The time::date module implements the common international Gregorian chronology,
based on the astronomically numbered proleptic Gregorian calendar, as per ISO
8601, and the common 24 hour clock. It provides [[date]], a representation of
civil date/time and a optimized extension of the [[time::chrono::moment]] type.
The [[time::chrono::]] module has many useful functions which interoperate with
dates. Any [[time::chrono::]] function which accepts *moment also accepts *date.

Dates are created using [[new]], [[now]], [[nowutc]], or a "from_" function.

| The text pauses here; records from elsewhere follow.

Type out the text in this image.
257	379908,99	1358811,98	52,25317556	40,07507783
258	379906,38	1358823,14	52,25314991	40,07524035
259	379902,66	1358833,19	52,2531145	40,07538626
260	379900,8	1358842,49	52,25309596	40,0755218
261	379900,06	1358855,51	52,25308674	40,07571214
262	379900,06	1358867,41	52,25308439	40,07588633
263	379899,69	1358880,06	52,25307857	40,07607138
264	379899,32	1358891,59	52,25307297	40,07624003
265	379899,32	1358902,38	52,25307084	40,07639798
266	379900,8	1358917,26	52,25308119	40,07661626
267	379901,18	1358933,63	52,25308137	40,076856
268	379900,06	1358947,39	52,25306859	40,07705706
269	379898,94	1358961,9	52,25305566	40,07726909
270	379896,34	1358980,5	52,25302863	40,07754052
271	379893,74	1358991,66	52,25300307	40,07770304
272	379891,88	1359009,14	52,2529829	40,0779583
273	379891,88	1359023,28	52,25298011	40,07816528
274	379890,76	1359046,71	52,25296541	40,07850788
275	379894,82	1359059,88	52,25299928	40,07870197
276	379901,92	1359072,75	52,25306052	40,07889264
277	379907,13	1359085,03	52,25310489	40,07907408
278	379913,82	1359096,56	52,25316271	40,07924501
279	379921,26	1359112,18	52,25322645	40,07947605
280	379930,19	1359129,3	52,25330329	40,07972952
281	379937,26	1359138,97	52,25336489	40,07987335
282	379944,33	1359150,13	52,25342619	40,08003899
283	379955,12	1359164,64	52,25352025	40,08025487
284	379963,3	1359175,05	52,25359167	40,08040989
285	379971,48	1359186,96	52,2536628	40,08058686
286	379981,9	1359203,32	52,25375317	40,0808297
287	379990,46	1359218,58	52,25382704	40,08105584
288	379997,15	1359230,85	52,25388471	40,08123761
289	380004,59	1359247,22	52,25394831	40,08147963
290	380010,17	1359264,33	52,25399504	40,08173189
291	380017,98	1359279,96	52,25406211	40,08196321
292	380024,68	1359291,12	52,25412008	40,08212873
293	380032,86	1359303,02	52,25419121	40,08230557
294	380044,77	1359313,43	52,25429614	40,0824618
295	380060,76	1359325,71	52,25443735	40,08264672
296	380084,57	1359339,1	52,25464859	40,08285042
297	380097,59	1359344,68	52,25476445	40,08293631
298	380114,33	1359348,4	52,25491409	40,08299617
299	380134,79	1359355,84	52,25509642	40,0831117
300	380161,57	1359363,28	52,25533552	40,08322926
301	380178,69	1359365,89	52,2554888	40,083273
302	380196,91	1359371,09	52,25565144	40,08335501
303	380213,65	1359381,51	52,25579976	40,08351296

Alternatively, the [[virtual]]/[[realize]] interface can handle uncertain or
invalid date/time information, and construct new dates incrementally and safely.
The observer functions ([[year]], [[hour]], etc.) evaluate a date's observed
chronological values, adjusted for its associated [[time::chrono::locality]].
Use [[in]] to localize a date to another locality; consult [[time::chrono::tz]].
See [[parse]] and [[format]] for working with date/time strings.

Date arithmetic operations are categorized into "timescalar" or "chronological".
Timescalar uses [[time::duration]]; see [[add]], [[time::chrono::diff]].
Chronological uses [[period]]; see [[reckon]], [[pdiff]], [[unitdiff]],
[[truncate]]. Note that calendrical arithmetic is highly irregular due to field
overflows and timezone discontinuities, so think carefully about what you want.